Sometimes we are given glimpses into the character of our children, and when that happens I always want to sit back and give it the moment it deserves. My daughter and I were sitting poolside on a family vacation recently, enjoying a rare moment alone, catching one another up on life.
She shared how the same issue kept coming up in a relationship with a friend, despite several strategies on her part to find some kind of resolution. She was processing out loud, wondering if maybe she needed to take a break, not wanting to let resentment build to the point of saying something she couldn’t take back. The last thing she wanted to do was cause her friend pain or damage the relationship. I was mostly just listening, familiar with her dilemma, knowing there were no easy answers. After a moment of quiet reflection she said,
“I’ve already decided I’m going to do the right thing, I’m just not sure what that is yet.”

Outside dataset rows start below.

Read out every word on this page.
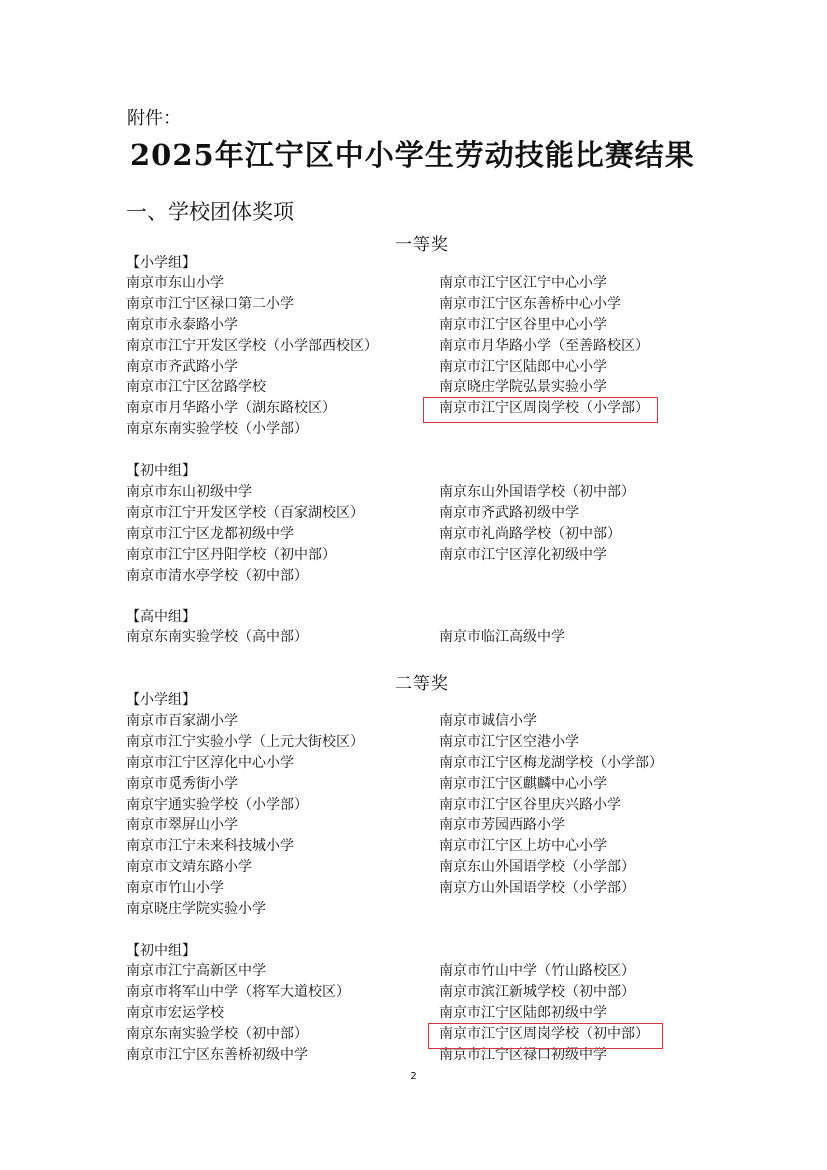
附件：
2025年江宁区中小学生劳动技能比赛结果
一、学校团体奖项
一等奖
【小学组】
南京市东山小学
南京市江宁区禄口第二小学
南京市永泰路小学
南京市江宁开发区学校（小学部西校区）
南京市齐武路小学
南京市江宁区岔路学校
南京市月华路小学（湖东路校区）
南京东南实验学校（小学部）
南京市江宁区江宁中心小学
南京市江宁区东善桥中心小学
南京市江宁区谷里中心小学
南京市月华路小学（至善路校区）
南京市江宁区陆郎中心小学
南京晓庄学院弘景实验小学
南京市江宁区周岗学校（小学部）
【初中组】
南京市东山初级中学
南京市江宁开发区学校（百家湖校区）
南京市江宁区龙都初级中学
南京市江宁区丹阳学校（初中部）
南京市清水亭学校（初中部）
南京东山外国语学校（初中部）
南京市齐武路初级中学
南京市礼尚路学校（初中部）
南京市江宁区淳化初级中学
【高中组】
南京东南实验学校（高中部）	南京市临江高级中学
二等奖
【小学组】
南京市百家湖小学
南京市江宁实验小学（上元大街校区）
南京市江宁区淳化中心小学
南京市觅秀街小学
南京宇通实验学校（小学部）
南京市翠屏山小学
南京市江宁未来科技城小学
南京市文靖东路小学
南京市竹山小学
南京晓庄学院实验小学
南京市诚信小学
南京市江宁区空港小学
南京市江宁区梅龙湖学校（小学部）
南京市江宁区麒麟中心小学
南京市江宁区谷里庆兴路小学
南京市芳园西路小学
南京市江宁区上坊中心小学
南京东山外国语学校（小学部）
南京方山外国语学校（小学部）
【初中组】
南京市江宁高新区中学
南京市将军山中学（将军大道校区）
南京市宏运学校
南京东南实验学校（初中部）
南京市江宁区东善桥初级中学
南京市竹山中学（竹山路校区）
南京市滨江新城学校（初中部）
南京市江宁区陆郎初级中学
南京市江宁区周岗学校（初中部）
南京市江宁区禄口初级中学
2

Our conversation was interrupted just then in the best of ways. My husband and son in law returned from a trip to Costco, and the grand babies started waking up from their naps, joining us outside. But later, as I was falling asleep that night, I thought again about what she had said and how it was such a beautiful reflection of the condition of her heart. She had already decided that regardless of the actions of her friend, her conflicted feelings about the situation, or the fact that there seemed to be no good present solution to an ongoing problem, she was going to do what was right.
When we can take everything that we’ve been taught and decide ahead of time that, regardless of external forces in the form of people or circumstances, we are determined to do the right thing no matter what . . . we can know for sure that “mental and moral qualities distinctive to an individual” have been internalized.
Oxford Dictionary says that is the very definition of character. God calls it spiritual transformation.
It’s as good as it gets as a parent when a child grows up and takes everything you and others have taught them, sifts through it all, and decides on their own to keep what is good and true. Seeing them make a shift from simply having acquired knowledge of right and wrong, to incorporating those principles into their daily lives is the joy John talks about.
3 John 4:4 I have no greater joy than to hear that my children are walking in the truth.
Can you recall the moment or season of your life when you realized your faith became your own?
Or, if you’re not a person of faith, can you remember becoming consciously aware that you were no longer making good choices simply because your parents or other adults in authority were telling you to? If so, what age were you?
If you’re a parent, share a moment from your own life that you have witnessed your child be intentional about doing the right thing, especially when it was particularly hard to do.